Trois scénarios pour une nouvelle Crossair
La Task force chargée de soutenir la création d'une nouvelle compagnie nationale a présenté dimanche trois scénarios possibles pour la nouvelle Crossair qui doit voir le jour sur les cendres de Swissair. Aucune décision n'a encore été arrêtée.
La Task force a indiqué dimanche lors d’une conférence de presse que le projet de création d’une nouvelle compagnie n’était viable que sur les bases de Crossair et il faut que la nouvelle compagnie soit rentable. Les trois scénarios prévoient une réduction de personnel.
Coût social important dans les trois projets
Jugé le plus souhaitable par le président de la direction de Swissair André Dosé, le projet A prévoit la reprise par Crossair de 26 vols long et moyen-courriers, en sus de ses 82 vols déjà existants. Ce scénario nécessite un capital de 2,2 milliards de francs.
S’y ajoute un milliard pour la phase de transition concernant les vols long-courriers. Quatorze pour cent des effectifs seraient supprimés (4100 personnes en Suisse et 5300 à l’étranger).
Le scénario B prévoit un capital de 1,6 milliard de francs. Quinze vols long-courriers et 26 moyen-courriers seraient repris. Dans ce cas de figure, la coupe dans les effectifs se monterait à 21% (soit 6800 en Suisse et 7700 à l’étranger)
Troisième et dernier scénario: il ne prévoit aucune reprise des vols Swissair. Ce projet table sur la suppression de 40% des emplois, soit 14 500 en Suisse et 12 500 à l’étranger.
Le coût social sera important dans les trois projets.
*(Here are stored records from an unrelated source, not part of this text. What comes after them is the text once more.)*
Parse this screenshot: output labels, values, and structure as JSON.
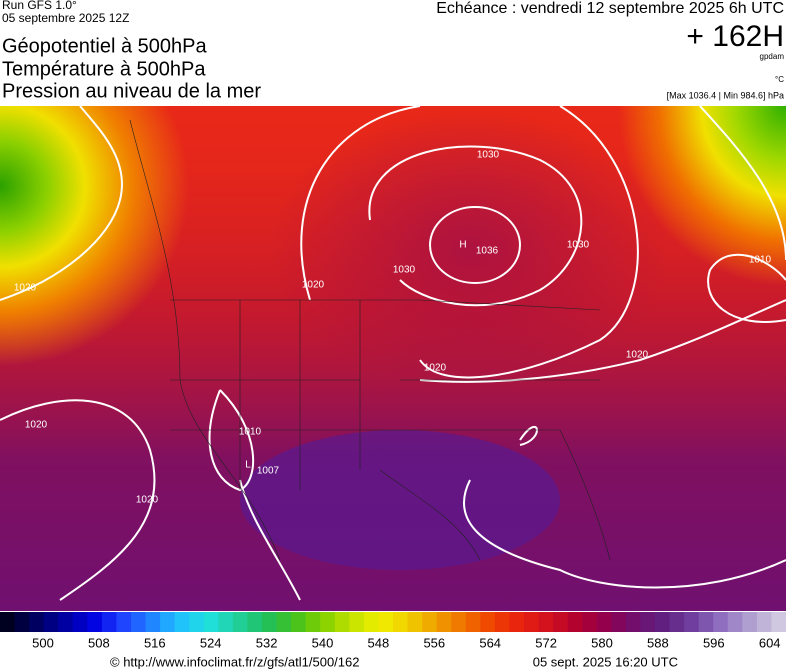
{
  "header": {
    "run": "Run GFS 1.0°",
    "date": "05 septembre 2025 12Z",
    "titles": [
      "Géopotentiel à 500hPa",
      "Température à 500hPa",
      "Pression au niveau de la mer"
    ],
    "echeance": "Echéance : vendredi 12 septembre 2025 6h UTC",
    "lead": "+ 162H",
    "unit_geo": "gpdam",
    "unit_temp": "°C",
    "range": "[Max 1036.4 | Min 984.6] hPa"
  },
  "map": {
    "labels": [
      "H",
      "1036",
      "L",
      "1007",
      "1030",
      "1030",
      "1030",
      "1020",
      "1020",
      "1020",
      "1020",
      "1020",
      "1010",
      "1010",
      "1020"
    ]
  },
  "colorbar": {
    "labels": [
      500,
      508,
      516,
      524,
      532,
      540,
      548,
      556,
      564,
      572,
      580,
      588,
      596,
      604
    ]
  },
  "footer": {
    "url": "© http://www.infoclimat.fr/z/gfs/atl1/500/162",
    "generated": "05 sept. 2025 16:20 UTC"
  }
}
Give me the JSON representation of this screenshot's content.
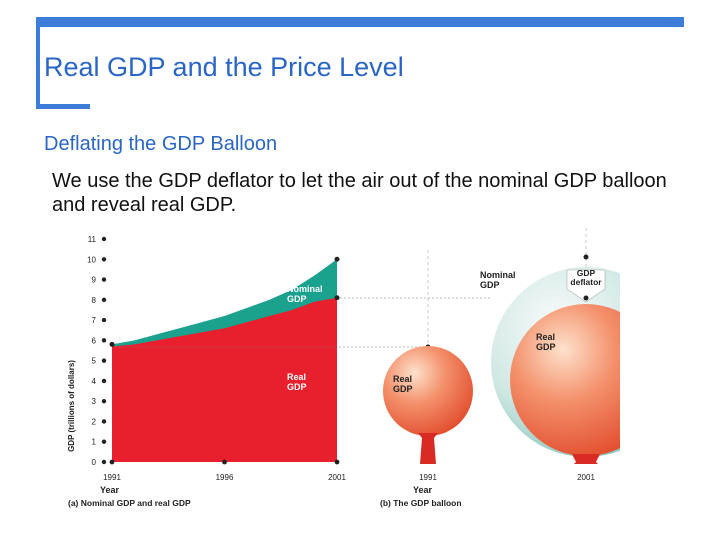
{
  "slide": {
    "title": "Real GDP and the Price Level",
    "heading": "Deflating the GDP Balloon",
    "body": "We use the GDP deflator to let the air out of the nominal GDP balloon and reveal real GDP."
  },
  "colors": {
    "accent": "#3b7dd8",
    "title": "#2a66c8",
    "nominal": "#1aa28f",
    "real": "#e8202e",
    "balloon_outer": "#bfe0dc",
    "balloon_inner": "#f07a5c"
  },
  "chart_data": [
    {
      "type": "area",
      "caption": "(a) Nominal GDP and real GDP",
      "xlabel": "Year",
      "ylabel": "GDP (trillions of dollars)",
      "x_ticks": [
        "1991",
        "1996",
        "2001"
      ],
      "y_ticks": [
        "0",
        "1",
        "2",
        "3",
        "4",
        "5",
        "6",
        "7",
        "8",
        "9",
        "10",
        "11"
      ],
      "xlim": [
        1991,
        2001
      ],
      "ylim": [
        0,
        11
      ],
      "x": [
        1991,
        1992,
        1993,
        1994,
        1995,
        1996,
        1997,
        1998,
        1999,
        2000,
        2001
      ],
      "series": [
        {
          "name": "Nominal GDP",
          "label_lines": [
            "Nominal",
            "GDP"
          ],
          "values": [
            5.8,
            6.0,
            6.3,
            6.6,
            6.9,
            7.2,
            7.6,
            8.0,
            8.5,
            9.2,
            10.0
          ]
        },
        {
          "name": "Real GDP",
          "label_lines": [
            "Real",
            "GDP"
          ],
          "values": [
            5.7,
            5.8,
            6.0,
            6.2,
            6.4,
            6.6,
            6.9,
            7.2,
            7.5,
            7.9,
            8.1
          ]
        }
      ]
    },
    {
      "type": "other",
      "caption": "(b) The GDP balloon",
      "xlabel": "Year",
      "x_ticks": [
        "1991",
        "2001"
      ],
      "balloons": [
        {
          "year": "1991",
          "label_lines": [
            "Real",
            "GDP"
          ],
          "value": 5.8
        },
        {
          "year": "2001",
          "inner_label_lines": [
            "Real",
            "GDP"
          ],
          "outer_label_lines": [
            "Nominal",
            "GDP"
          ],
          "deflator_label_lines": [
            "GDP",
            "deflator"
          ],
          "nominal": 10.0,
          "real": 8.1
        }
      ]
    }
  ]
}
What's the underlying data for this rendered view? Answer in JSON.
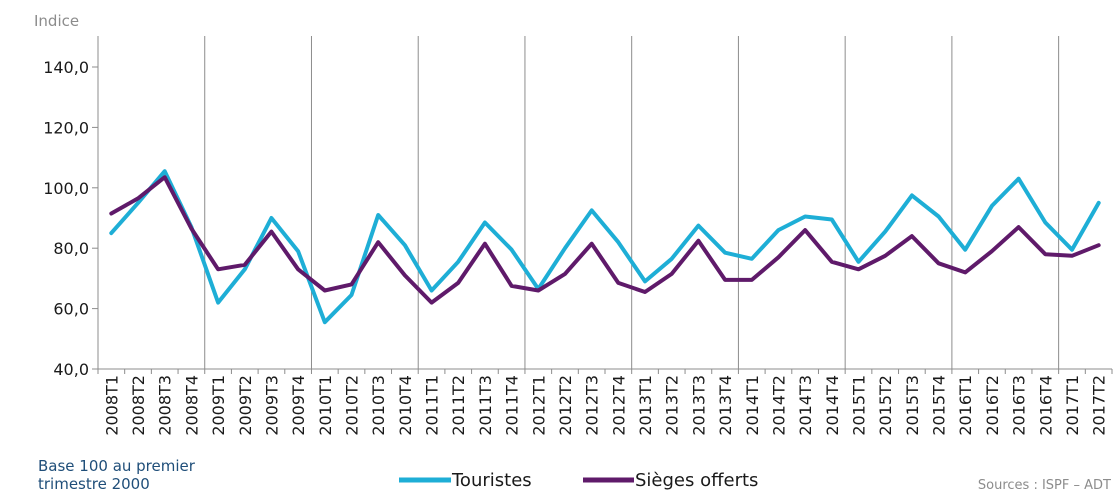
{
  "chart_data": {
    "type": "line",
    "ylabel": "Indice",
    "ylim": [
      40,
      145
    ],
    "yticks": [
      "40,0",
      "60,0",
      "80,0",
      "100,0",
      "120,0",
      "140,0"
    ],
    "categories": [
      "2008T1",
      "2008T2",
      "2008T3",
      "2008T4",
      "2009T1",
      "2009T2",
      "2009T3",
      "2009T4",
      "2010T1",
      "2010T2",
      "2010T3",
      "2010T4",
      "2011T1",
      "2011T2",
      "2011T3",
      "2011T4",
      "2012T1",
      "2012T2",
      "2012T3",
      "2012T4",
      "2013T1",
      "2013T2",
      "2013T3",
      "2013T4",
      "2014T1",
      "2014T2",
      "2014T3",
      "2014T4",
      "2015T1",
      "2015T2",
      "2015T3",
      "2015T4",
      "2016T1",
      "2016T2",
      "2016T3",
      "2016T4",
      "2017T1",
      "2017T2"
    ],
    "series": [
      {
        "name": "Touristes",
        "color": "#1eaed6",
        "values": [
          85,
          95,
          105.5,
          87,
          62,
          73,
          90,
          79,
          55.5,
          64.5,
          91,
          81,
          66,
          75.5,
          88.5,
          79.5,
          66.5,
          80,
          92.5,
          82,
          69,
          76.5,
          87.5,
          78.5,
          76.5,
          86,
          90.5,
          89.5,
          75.5,
          85.5,
          97.5,
          90.5,
          79.5,
          94,
          103,
          88.5,
          79.5,
          95
        ]
      },
      {
        "name": "Sièges offerts",
        "color": "#5f1a6a",
        "values": [
          91.5,
          96.5,
          103.5,
          86.5,
          73,
          74.5,
          85.5,
          73,
          66,
          68,
          82,
          71,
          62,
          68.5,
          81.5,
          67.5,
          66,
          71.5,
          81.5,
          68.5,
          65.5,
          71.5,
          82.5,
          69.5,
          69.5,
          77,
          86,
          75.5,
          73,
          77.5,
          84,
          75,
          72,
          79,
          87,
          78,
          77.5,
          81
        ]
      }
    ],
    "grid": "vertical lines every 4 quarters",
    "legend": "bottom-center"
  },
  "note": "Base 100 au premier trimestre 2000",
  "source": "Sources : ISPF – ADT"
}
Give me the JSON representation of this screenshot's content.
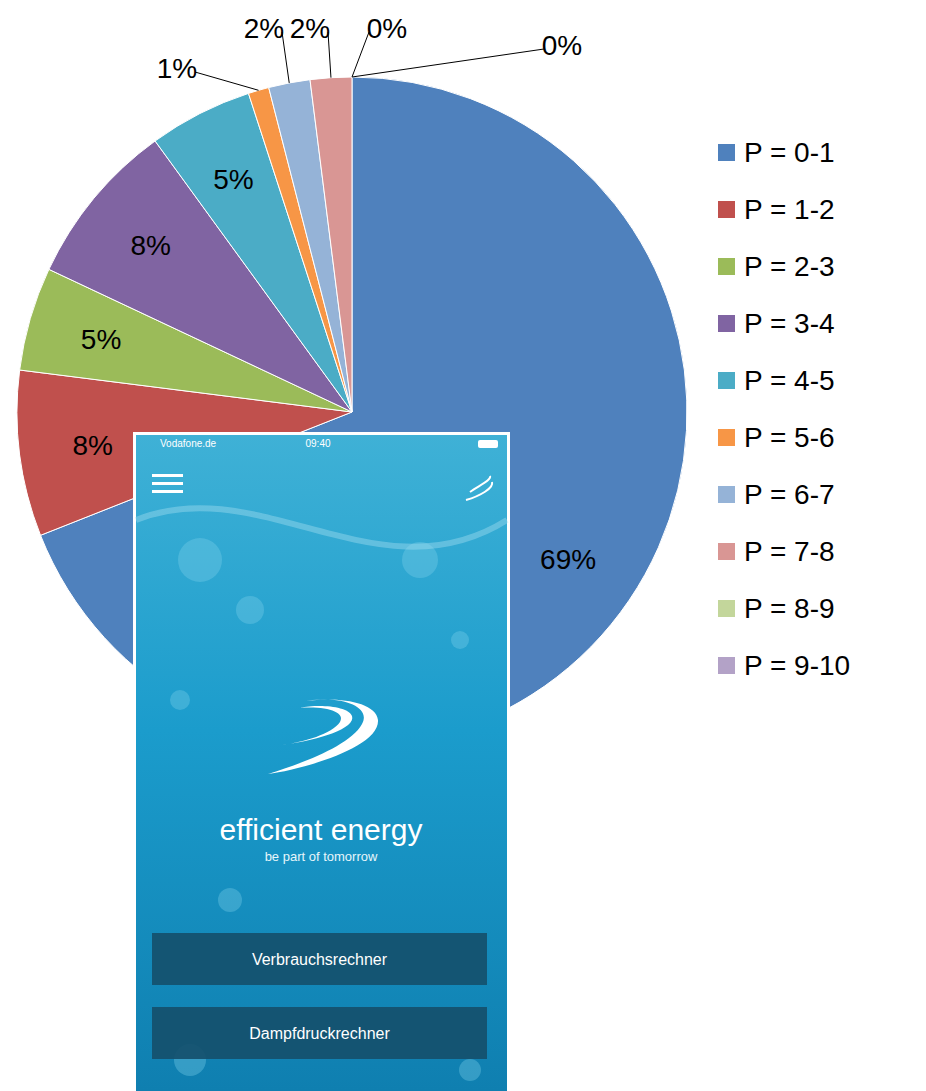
{
  "chart_data": {
    "type": "pie",
    "categories": [
      "P = 0-1",
      "P = 1-2",
      "P = 2-3",
      "P = 3-4",
      "P = 4-5",
      "P = 5-6",
      "P = 6-7",
      "P = 7-8",
      "P = 8-9",
      "P = 9-10"
    ],
    "values": [
      69,
      8,
      5,
      8,
      5,
      1,
      2,
      2,
      0,
      0
    ],
    "value_labels": [
      "69%",
      "8%",
      "5%",
      "8%",
      "5%",
      "1%",
      "2%",
      "2%",
      "0%",
      "0%"
    ],
    "colors": [
      "#4f81bd",
      "#c0504d",
      "#9bbb59",
      "#8064a2",
      "#4bacc6",
      "#f79646",
      "#95b3d7",
      "#d99694",
      "#c3d69b",
      "#b3a2c7"
    ],
    "data_labels": true,
    "legend": "right"
  },
  "overlay": {
    "status_bar": {
      "carrier": "Vodafone.de",
      "time": "09:40"
    },
    "brand": "efficient energy",
    "tagline": "be part of tomorrow",
    "buttons": [
      "Verbrauchsrechner",
      "Dampfdruckrechner"
    ]
  }
}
Il est estimé à 650 millions de francs dans le cas de figure A, 1,25 milliard dans le B et 2,7 milliards dans le C.
Le financement de Swissair jusqu’au 28 octobre sera difficile pour les secteurs liés à l’aviation.
800 lettres de licenciement
La semaine dernière, les auxiliaires et les employés à temps partiel ont été remerciés, explique Matthias Mölleney dans une interview publiée dans le «SonntagsBlick» et dans «dimanche.ch». Les 800 postes de travail qui seront supprimés ces prochains jours concernent le personnel d’exploitation.
La situation n’est pour l’heure pas claire en ce qui concerne le sort des employés du secteur aviation proprement dit, indique Matthias Mölleney. Tout dépendra du business plan que Crossair doit normalement présenter lundi.
Le chef du personnel est favorable à la variante prévoyant la reprise de 26 long-courriers et 26 court-courriers de Swissair. Mais le temps manque et «la fusion est très complexe», poursuit-il.
«Si la fusion Swissair/Crossair est réalisée, quelque 10 000 personnes perdent leur emploi. Si elle échoue, nous estimons que jusqu’à 30 000 personnes risquent de se retrouver au chômage.»